City wipes out tax hike
City reserves will take a beating, but are healthy enough to wipe out a planned 2.9% tax increase and offer 10% discounts on utility bills for the remainder of the year, under the terms of a COVID19 relief package approved Thursday by council.
“We have reserves and we put them in place for a rainy day, said Mayor John Vassilaki. “We don’t just have a rainy day at the present time — we have a huge storm, and we somehow have to slow that storm down so people can catch up and survive.”
The 2.9% tax hike that was previously approved for 2020 will effectively be reduced to zero through a matching credit to property owners on their tax notices. Doing so will cost an estimated $957,000, and leave just $148,000 in the city’s financial stabilization reserve. The move was supported unanimously by council during the nearly five-hour meeting, which was held by videoconference.
The relief package is worth a total of about $1.5 million, $960,000 of which will be funded from reserves, while the balance will come in the form of reduced revenues, mainly from city-owned utilities. All told, it will save the average residential property owner $10 to $30 this year, and the average non-residential property owner $500 to $800, according to city finance manager Jim Bauer.
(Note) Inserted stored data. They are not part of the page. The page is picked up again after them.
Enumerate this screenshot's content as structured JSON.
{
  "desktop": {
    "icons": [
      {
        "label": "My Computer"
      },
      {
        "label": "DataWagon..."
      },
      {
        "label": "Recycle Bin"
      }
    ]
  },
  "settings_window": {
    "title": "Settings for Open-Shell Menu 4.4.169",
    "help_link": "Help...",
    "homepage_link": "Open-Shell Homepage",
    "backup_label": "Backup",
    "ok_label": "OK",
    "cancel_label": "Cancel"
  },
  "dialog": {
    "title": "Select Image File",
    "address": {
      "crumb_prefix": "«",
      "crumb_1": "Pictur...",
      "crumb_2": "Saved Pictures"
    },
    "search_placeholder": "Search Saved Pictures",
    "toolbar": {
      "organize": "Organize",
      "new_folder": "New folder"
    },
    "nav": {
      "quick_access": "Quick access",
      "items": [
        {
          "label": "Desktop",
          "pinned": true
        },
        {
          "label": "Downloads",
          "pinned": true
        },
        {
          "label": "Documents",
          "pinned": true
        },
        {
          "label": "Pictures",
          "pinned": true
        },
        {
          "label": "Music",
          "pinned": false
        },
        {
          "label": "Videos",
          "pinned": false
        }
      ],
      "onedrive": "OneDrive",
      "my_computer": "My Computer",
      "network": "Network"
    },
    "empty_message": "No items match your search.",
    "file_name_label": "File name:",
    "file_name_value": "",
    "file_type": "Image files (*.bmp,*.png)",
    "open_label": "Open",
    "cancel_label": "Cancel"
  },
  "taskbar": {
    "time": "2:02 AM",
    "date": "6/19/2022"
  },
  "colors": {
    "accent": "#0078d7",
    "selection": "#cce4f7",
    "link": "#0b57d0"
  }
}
None of the changes will take effect until council votes on the enabling legislation at its next meeting, May 5
TAX DEFERRAL
While the July 31 deadline to pay property taxes won’t change, there will be no penalty for late payment through the end of September, then 10% after Oct. 1.
Council voted unanimously to support the measure. Vassilaki suggested those two months’ grace will be imperative if businesses do reopen in some form by summer.
“Maybe end at the end of June, the commercial properties, especially in the downtown area and industrial area will (reopen and) have some time to bring in some revenue in to pay their taxes,” he said.
UTILITY DISCOUNT
All customers will enjoy a 10% discount on their utility bills — sewer, water and power — for the remainder of the year. It will essentially extend the 10% early payment discount to everyone, regardless of whether or not they pay on time, and cost the city an estimated $400,000.
Although council considered the option of simply letting customers defer their utility payments, Coun. Campbell Watt said that would dig holes.
“Nobody is going to jump back into making more money than they were (before the pandemic) to pay these” deferrals, said Watt. “We’re doing something without creating a bigger problem for us as the city and the people.”
Coun. Julius Bloomfield, the lone dissenter in the 6-1 vote, suggested deferrals would match up with senior government loan programs that are meant to ensure businesses can pay their bills.
The 10% discount will be cancelled if the province comes through with funding to offer three months’ free power for customers and their spouses who lost their jobs, plus owners of businesses that have closed. That program is already being offered by BC Hydro to the 95% of B.C. it serves, and the city has asked the provincial government to extend it to the remaining 5%.